Все засмеялись. Веревку я держать отказалась — страшно. Лиде скоро стало скучно со мной, и она решила пойти к Вале в магазин, а мне наказала не отходить от магазина и ждать их. Я обещала. Девочки долго не появлялись. Мое внимание привлек мальчик, примерно такого же возраста, как и я. На голове у него была красивая бархатная шапочка, расшитая цветными нитками. Мальчик ловко делал из бумаги кораблики и пускал их в арык. Кораблики быстро исчезали за поворотом — их уносило течением. Сколько времени прошло, я не знаю. Я стояла в сторонке и наблюдала за мальчиком и корабликами. Потом из магазина вышла бабушка в широком платье и черном платке, взяла мальчика за руку и увела. Последний кораблик задержался, зацепившись ненадолго за какую-то веточку, затем отцепился и поплыл. Я пошла за ним, забыв обо всем, а когда подняла глаза, то совсем не узнала места, где оказалась. Магазина не было, голубые горы исчезли. Я стояла на незнакомой улице совсем одна, даже прохожих не видно. Я заплакала. Мне стало очень страшно.

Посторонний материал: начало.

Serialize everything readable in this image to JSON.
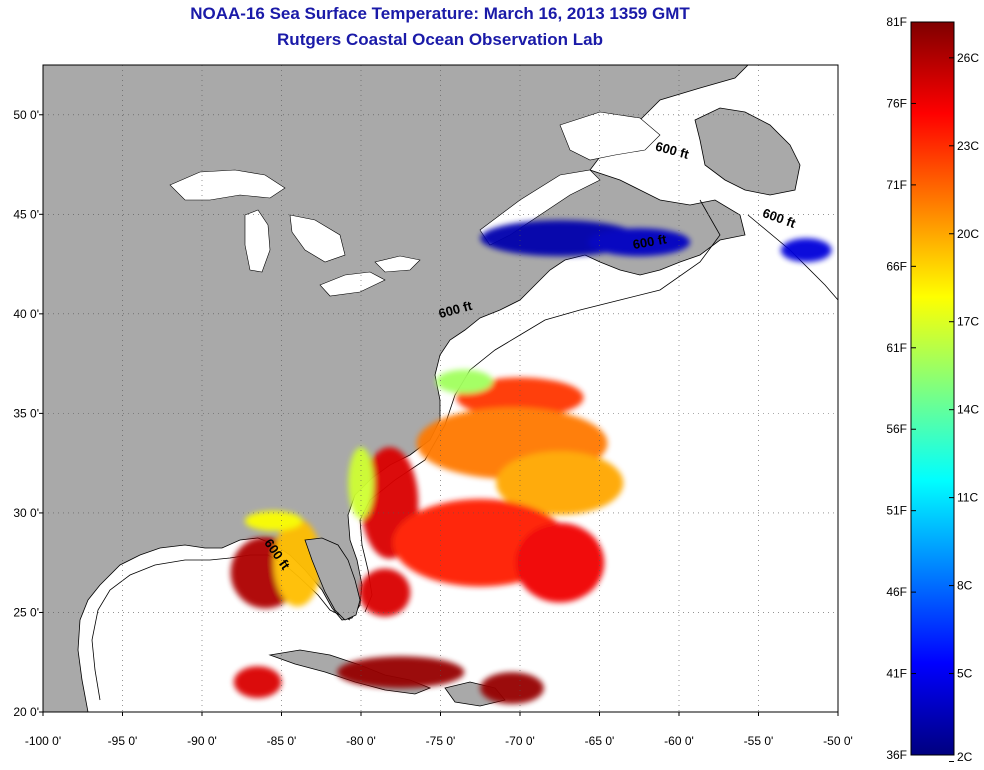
{
  "title": {
    "line1": "NOAA-16 Sea Surface Temperature:  March 16, 2013 1359 GMT",
    "line2": "Rutgers Coastal Ocean Observation Lab"
  },
  "map": {
    "lon_range": [
      -100,
      -50
    ],
    "lat_range": [
      20,
      52.5
    ],
    "lon_ticks": [
      {
        "value": -100,
        "label": "-100 0'"
      },
      {
        "value": -95,
        "label": "-95 0'"
      },
      {
        "value": -90,
        "label": "-90 0'"
      },
      {
        "value": -85,
        "label": "-85 0'"
      },
      {
        "value": -80,
        "label": "-80 0'"
      },
      {
        "value": -75,
        "label": "-75 0'"
      },
      {
        "value": -70,
        "label": "-70 0'"
      },
      {
        "value": -65,
        "label": "-65 0'"
      },
      {
        "value": -60,
        "label": "-60 0'"
      },
      {
        "value": -55,
        "label": "-55 0'"
      },
      {
        "value": -50,
        "label": "-50 0'"
      }
    ],
    "lat_ticks": [
      {
        "value": 20,
        "label": "20 0'"
      },
      {
        "value": 25,
        "label": "25 0'"
      },
      {
        "value": 30,
        "label": "30 0'"
      },
      {
        "value": 35,
        "label": "35 0'"
      },
      {
        "value": 40,
        "label": "40 0'"
      },
      {
        "value": 45,
        "label": "45 0'"
      },
      {
        "value": 50,
        "label": "50 0'"
      }
    ],
    "grid": "dotted",
    "land_color": "#a9a9a9",
    "ocean_color": "#ffffff",
    "contour_labels": [
      {
        "text": "600 ft",
        "lon": -60.5,
        "lat": 48.0,
        "angle": 15
      },
      {
        "text": "600 ft",
        "lon": -53.8,
        "lat": 44.6,
        "angle": 20
      },
      {
        "text": "600 ft",
        "lon": -61.8,
        "lat": 43.4,
        "angle": -10
      },
      {
        "text": "600 ft",
        "lon": -74.0,
        "lat": 40.0,
        "angle": -15
      },
      {
        "text": "600 ft",
        "lon": -85.5,
        "lat": 27.8,
        "angle": 55
      }
    ]
  },
  "colorbar": {
    "f_labels": [
      "81F",
      "76F",
      "71F",
      "66F",
      "61F",
      "56F",
      "51F",
      "46F",
      "41F",
      "36F"
    ],
    "c_labels": [
      "26C",
      "23C",
      "20C",
      "17C",
      "14C",
      "11C",
      "8C",
      "5C",
      "2C"
    ],
    "f_range": [
      36,
      81
    ],
    "colors": [
      "#00007f",
      "#0000ff",
      "#007fff",
      "#00ffff",
      "#7fff7f",
      "#ffff00",
      "#ff7f00",
      "#ff0000",
      "#7f0000"
    ]
  },
  "sst_patches": [
    {
      "lon": -67.5,
      "lat": 43.8,
      "rx": 5.0,
      "ry": 0.9,
      "temp_f": 38
    },
    {
      "lon": -62.5,
      "lat": 43.6,
      "rx": 3.2,
      "ry": 0.7,
      "temp_f": 39
    },
    {
      "lon": -52.0,
      "lat": 43.2,
      "rx": 1.6,
      "ry": 0.6,
      "temp_f": 40
    },
    {
      "lon": -70.0,
      "lat": 35.8,
      "rx": 4.0,
      "ry": 1.0,
      "temp_f": 73
    },
    {
      "lon": -73.5,
      "lat": 36.6,
      "rx": 1.8,
      "ry": 0.6,
      "temp_f": 60
    },
    {
      "lon": -70.5,
      "lat": 33.5,
      "rx": 6.0,
      "ry": 1.8,
      "temp_f": 70
    },
    {
      "lon": -67.5,
      "lat": 31.5,
      "rx": 4.0,
      "ry": 1.6,
      "temp_f": 68
    },
    {
      "lon": -78.2,
      "lat": 30.5,
      "rx": 1.8,
      "ry": 2.8,
      "temp_f": 77
    },
    {
      "lon": -80.0,
      "lat": 31.5,
      "rx": 0.8,
      "ry": 1.8,
      "temp_f": 62
    },
    {
      "lon": -72.5,
      "lat": 28.5,
      "rx": 5.5,
      "ry": 2.2,
      "temp_f": 74
    },
    {
      "lon": -67.5,
      "lat": 27.5,
      "rx": 2.8,
      "ry": 2.0,
      "temp_f": 76
    },
    {
      "lon": -86.0,
      "lat": 27.0,
      "rx": 2.2,
      "ry": 1.8,
      "temp_f": 79
    },
    {
      "lon": -84.0,
      "lat": 27.5,
      "rx": 1.5,
      "ry": 2.2,
      "temp_f": 67
    },
    {
      "lon": -85.5,
      "lat": 29.6,
      "rx": 1.8,
      "ry": 0.5,
      "temp_f": 64
    },
    {
      "lon": -78.5,
      "lat": 26.0,
      "rx": 1.6,
      "ry": 1.2,
      "temp_f": 77
    },
    {
      "lon": -77.5,
      "lat": 22.0,
      "rx": 4.0,
      "ry": 0.8,
      "temp_f": 80
    },
    {
      "lon": -70.5,
      "lat": 21.2,
      "rx": 2.0,
      "ry": 0.8,
      "temp_f": 80
    },
    {
      "lon": -86.5,
      "lat": 21.5,
      "rx": 1.5,
      "ry": 0.8,
      "temp_f": 77
    }
  ]
}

Вскоре по улице прошла женщина. Заметив меня, она наклонилась и участливо спросила:
— Девочка, кто тебя обидел?
Я рыдала, не в силах сказать что-либо вразумительное. Стали собираться люди:
— Чья девочка? Почему одна? Откуда пришла?
Единственное, что пришло мне на память, это наказ Вали не ходить одной, так как дяденьки-киргизы увезут меня в горы, где снег, и там я замерзну.
— Значит, — сообразила женщина, — она потерялась на центральной улице, где видны горы.
Несколько взрослых повели меня назад. Оказалось, что я забрела очень далеко на окраину. Наконец мы вышли на знакомую улицу, и я увидела горы, но не узнала ни одного дома — я их не разглядывала, потому что все время смотрела только на кораблик. Дошли до знакомого магазина. Я радостно закричала:
— Я здесь была!
В магазине ни Лиды, ни Вали не оказалось. Милая женщина меня не бросила, а вместе с еще двумя спутниками пошла со мной дальше. Очень здорово, что по дороге к магазину я интересовалась всем, что меня окружало, так что оттуда моих спутников я вела уже сама. Мимо высоких тополей, мимо поляны, где играли в альчики, мимо индюков, сада с фруктами, домов с красивыми цветниками и мимо дувала.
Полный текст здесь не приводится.